The company, publisher of the Chicago Sun-Times and 58 suburban Chicago newspapers and Web sites, has been operating in Chapter 11 protection since March.
In a memo to staff Wednesday, interim CEO Jeremy Halbreich said the company is cutting pay for nonunion workers by 8 percent, indefinitely, if they make between $25,000 and $100,000. Those making over $100,000 will have their pay cut by 11 percent. The advertising sales staff is exempt, Halbreich said, because their pay has already fallen “significantly.”
The media company said Tuesday that an investor group named STMG Holdings LLC, led by Chicago banker James Tyree, has agreed to bid $5 million in cash for Sun-Times Media Group’s assets. STMG Holdings also is willing to take on $20 million in debt.
In Wednesday’s memo, Halbreich said the group has made clear it expects the company to “eliminate the cash burn and become self-sustaining and profitable in the future.” He did not say how much money the company would save through the pay cuts.
Sun-Times Media spokeswoman Tammy Chase said the reduction will cover about 1,270 employees out of a total of roughly 1,900.
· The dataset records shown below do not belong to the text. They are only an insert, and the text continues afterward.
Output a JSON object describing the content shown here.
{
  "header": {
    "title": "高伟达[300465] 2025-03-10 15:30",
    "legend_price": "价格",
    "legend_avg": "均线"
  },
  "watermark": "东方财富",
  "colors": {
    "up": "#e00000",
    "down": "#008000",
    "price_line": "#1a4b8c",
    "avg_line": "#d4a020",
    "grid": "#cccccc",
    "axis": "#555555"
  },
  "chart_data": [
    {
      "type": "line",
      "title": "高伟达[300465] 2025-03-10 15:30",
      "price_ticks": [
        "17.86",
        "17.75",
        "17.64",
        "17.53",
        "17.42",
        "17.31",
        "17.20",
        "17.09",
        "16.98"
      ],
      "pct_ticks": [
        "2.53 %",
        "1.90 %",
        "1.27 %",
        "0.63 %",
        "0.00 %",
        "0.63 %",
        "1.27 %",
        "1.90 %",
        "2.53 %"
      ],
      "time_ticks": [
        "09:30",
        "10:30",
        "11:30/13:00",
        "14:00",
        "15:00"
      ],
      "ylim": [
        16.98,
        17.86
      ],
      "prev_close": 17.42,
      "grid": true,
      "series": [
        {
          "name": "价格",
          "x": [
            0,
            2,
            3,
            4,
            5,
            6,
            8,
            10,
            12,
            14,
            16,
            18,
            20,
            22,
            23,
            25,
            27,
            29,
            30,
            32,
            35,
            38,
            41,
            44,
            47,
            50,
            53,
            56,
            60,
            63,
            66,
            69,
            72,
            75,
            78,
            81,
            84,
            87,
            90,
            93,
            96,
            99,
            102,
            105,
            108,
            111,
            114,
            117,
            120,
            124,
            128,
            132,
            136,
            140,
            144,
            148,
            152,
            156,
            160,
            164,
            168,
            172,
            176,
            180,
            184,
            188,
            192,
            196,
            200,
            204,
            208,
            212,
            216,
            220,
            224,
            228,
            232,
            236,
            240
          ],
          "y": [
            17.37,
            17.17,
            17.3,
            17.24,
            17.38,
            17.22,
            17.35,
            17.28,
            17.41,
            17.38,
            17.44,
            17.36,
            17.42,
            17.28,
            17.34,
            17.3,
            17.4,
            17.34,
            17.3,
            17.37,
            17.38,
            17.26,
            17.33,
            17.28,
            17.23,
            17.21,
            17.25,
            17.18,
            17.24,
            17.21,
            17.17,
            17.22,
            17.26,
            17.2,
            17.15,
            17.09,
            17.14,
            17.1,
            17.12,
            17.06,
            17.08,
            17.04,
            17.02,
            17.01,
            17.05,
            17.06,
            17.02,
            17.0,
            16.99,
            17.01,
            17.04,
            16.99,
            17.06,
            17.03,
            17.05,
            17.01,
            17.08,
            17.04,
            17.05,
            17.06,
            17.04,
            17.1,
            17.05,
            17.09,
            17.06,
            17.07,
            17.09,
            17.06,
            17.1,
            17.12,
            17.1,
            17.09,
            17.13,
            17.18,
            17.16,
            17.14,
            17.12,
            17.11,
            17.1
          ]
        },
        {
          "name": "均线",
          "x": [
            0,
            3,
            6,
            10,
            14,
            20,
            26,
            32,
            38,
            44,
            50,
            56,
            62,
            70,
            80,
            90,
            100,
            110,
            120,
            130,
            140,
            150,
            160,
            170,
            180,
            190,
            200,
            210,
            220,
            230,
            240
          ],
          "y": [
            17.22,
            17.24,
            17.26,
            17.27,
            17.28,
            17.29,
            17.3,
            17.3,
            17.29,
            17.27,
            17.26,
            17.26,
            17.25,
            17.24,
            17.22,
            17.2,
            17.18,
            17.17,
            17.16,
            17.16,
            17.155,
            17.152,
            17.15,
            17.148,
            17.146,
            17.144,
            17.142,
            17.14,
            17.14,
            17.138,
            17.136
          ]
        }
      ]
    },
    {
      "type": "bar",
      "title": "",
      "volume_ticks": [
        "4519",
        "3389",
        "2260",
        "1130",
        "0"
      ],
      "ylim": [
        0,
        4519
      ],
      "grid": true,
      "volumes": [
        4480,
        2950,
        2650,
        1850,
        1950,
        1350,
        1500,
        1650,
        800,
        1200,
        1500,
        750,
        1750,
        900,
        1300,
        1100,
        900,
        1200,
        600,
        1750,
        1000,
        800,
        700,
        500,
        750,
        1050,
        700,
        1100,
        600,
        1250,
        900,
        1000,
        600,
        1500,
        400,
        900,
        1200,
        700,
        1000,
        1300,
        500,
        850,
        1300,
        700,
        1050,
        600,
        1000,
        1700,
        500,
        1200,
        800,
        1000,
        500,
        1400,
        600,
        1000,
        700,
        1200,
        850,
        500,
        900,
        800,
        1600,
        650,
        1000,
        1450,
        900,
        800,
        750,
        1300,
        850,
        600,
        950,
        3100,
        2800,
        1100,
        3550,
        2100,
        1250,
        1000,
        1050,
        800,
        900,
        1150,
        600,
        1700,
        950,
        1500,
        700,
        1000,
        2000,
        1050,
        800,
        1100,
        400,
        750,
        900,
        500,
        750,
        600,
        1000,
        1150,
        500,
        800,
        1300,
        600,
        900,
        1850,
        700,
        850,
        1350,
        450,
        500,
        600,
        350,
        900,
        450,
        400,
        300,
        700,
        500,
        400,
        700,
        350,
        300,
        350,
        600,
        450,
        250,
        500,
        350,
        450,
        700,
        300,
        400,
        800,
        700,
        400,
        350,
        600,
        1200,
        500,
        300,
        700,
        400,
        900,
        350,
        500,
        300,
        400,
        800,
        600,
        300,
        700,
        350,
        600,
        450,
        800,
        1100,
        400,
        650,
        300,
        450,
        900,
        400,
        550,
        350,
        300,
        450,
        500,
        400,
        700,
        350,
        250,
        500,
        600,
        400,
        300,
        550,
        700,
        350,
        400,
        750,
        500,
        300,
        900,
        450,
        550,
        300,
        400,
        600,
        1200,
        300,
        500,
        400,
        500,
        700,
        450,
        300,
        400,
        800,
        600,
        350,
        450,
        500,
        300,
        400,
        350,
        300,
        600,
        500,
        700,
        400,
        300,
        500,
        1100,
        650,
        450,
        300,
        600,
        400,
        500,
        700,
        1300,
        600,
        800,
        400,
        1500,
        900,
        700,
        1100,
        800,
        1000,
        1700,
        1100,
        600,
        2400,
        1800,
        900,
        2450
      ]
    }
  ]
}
But union members are likely to feel the cost cutting as well. Chase said Sun-Times Media is forwarding a list of concessions STMG Holdings wants from the company’s 18 unions, without which it will not go through with the deal.
Many newspaper companies have resorted to cutting salaries and imposing unpaid time off. Employees of The New York Times Co.’s flagship newspaper have had their pay reduced by 5 percent through the end of the year. Union members at The Boston Globe, also owned by the Times Co., have taken a nearly 6 percent pay cut. Gannett Co., the biggest U.S. newspaper publisher, imposed unpaid furloughs this year but ended up announcing in July that it still would need to cut 1,400 workers.